LONDON (Reuters) - European refiners are cutting purchases of Iranian oil faster than expected as the U.S. prepares to reimpose sanctions on Iran, threatening a more severe impact than the last round of punitive measures in 2012 even though the EU has not joined in.
Washington said that companies would have to wind down their activities with Iran by November 4 or risk exclusion from the U.S. financial system.
Following President Barack Obama’s sanctions in 2012, Europe imposed its own Iran oil ban. This time, however, credit lines are getting cut off despite European leaders vowing to stick to the nuclear deal and European purchases are grinding to a halt.

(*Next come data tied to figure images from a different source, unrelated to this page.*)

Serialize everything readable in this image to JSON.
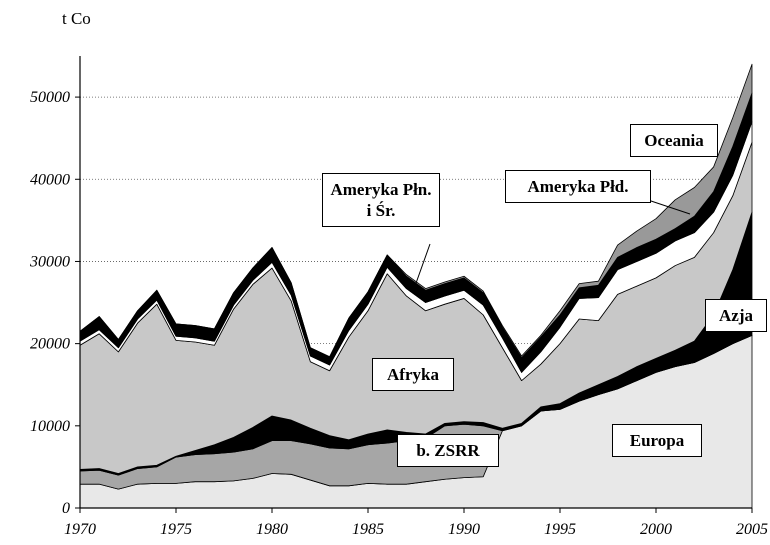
{
  "chart_data": {
    "type": "stacked-area",
    "y_label": "t Co",
    "x": [
      1970,
      1971,
      1972,
      1973,
      1974,
      1975,
      1976,
      1977,
      1978,
      1979,
      1980,
      1981,
      1982,
      1983,
      1984,
      1985,
      1986,
      1987,
      1988,
      1989,
      1990,
      1991,
      1992,
      1993,
      1994,
      1995,
      1996,
      1997,
      1998,
      1999,
      2000,
      2001,
      2002,
      2003,
      2004,
      2005
    ],
    "xlim": [
      1970,
      2005
    ],
    "xticks": [
      1970,
      1975,
      1980,
      1985,
      1990,
      1995,
      2000,
      2005
    ],
    "ylim": [
      0,
      55000
    ],
    "yticks": [
      0,
      10000,
      20000,
      30000,
      40000,
      50000
    ],
    "grid": true,
    "series": [
      {
        "name": "Europa",
        "color": "#e8e8e8",
        "values": [
          2900,
          2900,
          2300,
          2900,
          3000,
          3000,
          3200,
          3200,
          3300,
          3600,
          4200,
          4100,
          3400,
          2700,
          2700,
          3000,
          2900,
          2900,
          3200,
          3500,
          3700,
          3800,
          9400,
          10000,
          11800,
          12000,
          13000,
          13800,
          14500,
          15500,
          16500,
          17200,
          17700,
          18800,
          20000,
          21000
        ]
      },
      {
        "name": "b. ZSRR",
        "color": "#a6a6a6",
        "values": [
          1600,
          1700,
          1700,
          1900,
          2000,
          3200,
          3300,
          3400,
          3500,
          3600,
          4000,
          4100,
          4400,
          4600,
          4500,
          4700,
          5000,
          5300,
          5300,
          6500,
          6500,
          6200,
          0,
          0,
          0,
          0,
          0,
          0,
          0,
          0,
          0,
          0,
          0,
          0,
          0,
          0
        ]
      },
      {
        "name": "Azja",
        "color": "#000000",
        "values": [
          200,
          200,
          200,
          200,
          200,
          100,
          500,
          1100,
          1800,
          2600,
          3000,
          2500,
          1900,
          1500,
          1100,
          1300,
          1600,
          1000,
          500,
          300,
          300,
          400,
          300,
          300,
          500,
          700,
          1000,
          1200,
          1500,
          1700,
          1700,
          2000,
          2600,
          4700,
          9000,
          15000
        ]
      },
      {
        "name": "Afryka",
        "color": "#c8c8c8",
        "values": [
          15100,
          16400,
          14800,
          17500,
          19600,
          14100,
          13200,
          12100,
          15600,
          17400,
          18000,
          14500,
          8100,
          7900,
          12500,
          15000,
          19000,
          16600,
          15000,
          14500,
          15000,
          13100,
          9800,
          5200,
          5200,
          7300,
          9000,
          7800,
          10000,
          9800,
          9800,
          10300,
          10200,
          10000,
          9000,
          8500
        ]
      },
      {
        "name": "Ameryka Płd.",
        "color": "#ffffff",
        "values": [
          500,
          500,
          500,
          500,
          500,
          500,
          500,
          500,
          500,
          500,
          700,
          700,
          700,
          700,
          800,
          800,
          800,
          900,
          1000,
          1000,
          1000,
          1200,
          1200,
          1000,
          1500,
          2000,
          2500,
          2800,
          3000,
          3000,
          3000,
          3000,
          3000,
          2500,
          2500,
          2500
        ]
      },
      {
        "name": "Ameryka Płn. i Śr.",
        "color": "#000000",
        "values": [
          1200,
          1600,
          1000,
          1000,
          1200,
          1500,
          1500,
          1500,
          1500,
          1500,
          1800,
          1500,
          1000,
          1000,
          1500,
          1500,
          1500,
          1500,
          1500,
          1500,
          1500,
          1500,
          1300,
          1800,
          1800,
          1500,
          1300,
          1500,
          1500,
          1700,
          1700,
          1500,
          2000,
          2500,
          3500,
          3500
        ]
      },
      {
        "name": "Oceania",
        "color": "#999999",
        "values": [
          0,
          0,
          0,
          0,
          0,
          0,
          0,
          0,
          0,
          0,
          0,
          0,
          0,
          0,
          0,
          0,
          0,
          200,
          200,
          200,
          200,
          200,
          200,
          200,
          200,
          500,
          500,
          500,
          1500,
          2000,
          2500,
          3500,
          3500,
          3000,
          3500,
          3500
        ]
      }
    ]
  }
}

“These sanctions are going to be worse than under Obama. With him, you knew where you stood, how to navigate the sanctions…you never know with Trump. Everyone’s afraid,” one oil industry source said.
Swiss lender Banque de Commerce et de Placements (BCP) has told its customers that it would stop financing Iranian oil cargoes by June 30, two sources familiar with the matter said.

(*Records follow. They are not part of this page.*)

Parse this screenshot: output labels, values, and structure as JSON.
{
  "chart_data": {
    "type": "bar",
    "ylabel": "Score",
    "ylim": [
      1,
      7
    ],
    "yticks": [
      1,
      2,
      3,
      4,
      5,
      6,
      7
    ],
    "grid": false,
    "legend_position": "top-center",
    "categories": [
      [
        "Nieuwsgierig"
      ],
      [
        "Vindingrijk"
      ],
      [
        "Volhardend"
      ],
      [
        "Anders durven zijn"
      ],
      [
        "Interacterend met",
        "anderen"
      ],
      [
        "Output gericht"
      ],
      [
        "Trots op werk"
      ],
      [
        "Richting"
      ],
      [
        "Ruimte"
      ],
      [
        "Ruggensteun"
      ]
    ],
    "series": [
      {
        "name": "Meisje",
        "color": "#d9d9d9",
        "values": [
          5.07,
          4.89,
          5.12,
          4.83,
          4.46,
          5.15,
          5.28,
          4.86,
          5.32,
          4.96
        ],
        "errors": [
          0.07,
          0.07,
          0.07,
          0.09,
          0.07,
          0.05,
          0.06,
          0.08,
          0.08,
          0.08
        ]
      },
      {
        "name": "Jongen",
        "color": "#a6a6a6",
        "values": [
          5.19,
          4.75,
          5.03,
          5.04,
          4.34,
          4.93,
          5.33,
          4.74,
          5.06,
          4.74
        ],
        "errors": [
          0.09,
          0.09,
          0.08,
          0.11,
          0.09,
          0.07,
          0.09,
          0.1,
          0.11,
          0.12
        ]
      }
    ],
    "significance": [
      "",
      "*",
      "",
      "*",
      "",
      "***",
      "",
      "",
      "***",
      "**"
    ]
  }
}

BCP had said at the end of May that it would suspend new transactions with Iran and wind down activities. A spokesman declined to comment on the June 30 deadline.

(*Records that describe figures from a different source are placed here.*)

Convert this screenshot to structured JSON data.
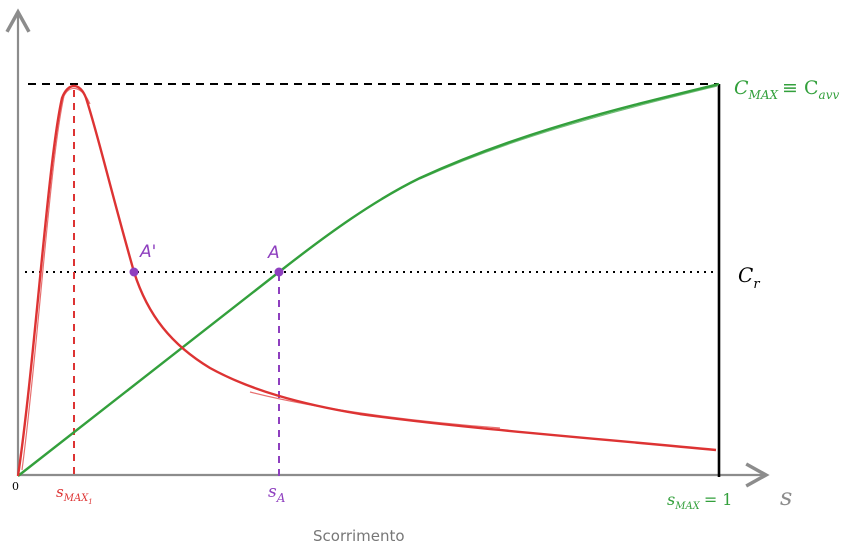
{
  "axes": {
    "origin_label": "0",
    "x_axis_symbol": "s",
    "x_axis_caption": "Scorrimento"
  },
  "labels": {
    "cmax_main": "C",
    "cmax_sub": "MAX",
    "cmax_equiv": "≡ C",
    "cavv_sub": "avv",
    "cr_main": "C",
    "cr_sub": "r",
    "smax1_main": "s",
    "smax1_sub": "MAX",
    "smax1_subsub": "1",
    "sa_main": "s",
    "sa_sub": "A",
    "smax_main": "s",
    "smax_sub": "MAX",
    "smax_eq": "= 1",
    "point_a": "A",
    "point_a_prime": "A'"
  },
  "colors": {
    "axis": "#8c8c8c",
    "torque_curve": "#dd3333",
    "load_curve": "#33a03c",
    "point": "#8e3fbf",
    "guide": "#000000"
  }
}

Customers of BCP include Greece’s Hellenic Petroleum, Total and Litasco, the Geneva-based trading arm of Russia’s Lukoil, several sources with knowledge of the matter said.
Some are looking for other banking options but the premium on freight rates for Iran, high official selling prices and Trump’s unpredictability have dampened enthusiasm and these refiners are not expecting to load again, sources said.
Litasco had a 300 million euro oil export prefinance deal with Iran but pulled the plug on the revolving credit when the new set of sanctions were announced, a source with direct knowledge of the matter said.
Spanish refiners Cepsa and Repsol have been using Madrid-based Ares bank but Cepsa will stop imports from early July, sources familiar with the matter said, as later cargoes had not been agreed prior to the sanctions announcement.
Cepsa previously said that it would load crude until November and hoped for a waiver.
Europe accounted for about a fifth of Iran’s 2.5 million barrels per day of crude exports.
The U.S. has said it wants to deprive Iran of all oil exports, making exemptions unlikely.
But Washington subsequently softened its stance, saying that it would work with countries on a case-by-case basis to get as many as possible down to zero by November 4.
Key buyer Turkey said it would not cut off trade ties with Iran.
Turkey bought around 170,000 bpd of Iranian crude last month, according to port data and ship tracking. The level is in line with the average from January to April, according to official statistics.
India, the biggest buyer of Iranian oil after China, continued to buy Iranian oil during the previous round of sanctions but this time it is more concerned about losing access to the U.S. financial system and its oil ministry has asked refiners to prepare for a ‘drastic reduction or zero’ imports.
Russian oil major Rosneft, is also preparing to halt Iranian oil imports from November after a communication from the Kremlin. The company has already started cutting its oil imports from this month.
During the 2012 round, Asian buyers such as China, South Korea and Japan kept purchasing around 1 million bpd - roughly half of Iran’s normal flows.
Senior Trump administration officials have visited European nations this week and will head to the Middle East and Asia later to pressure countries to reduce their oil supplies from Iran.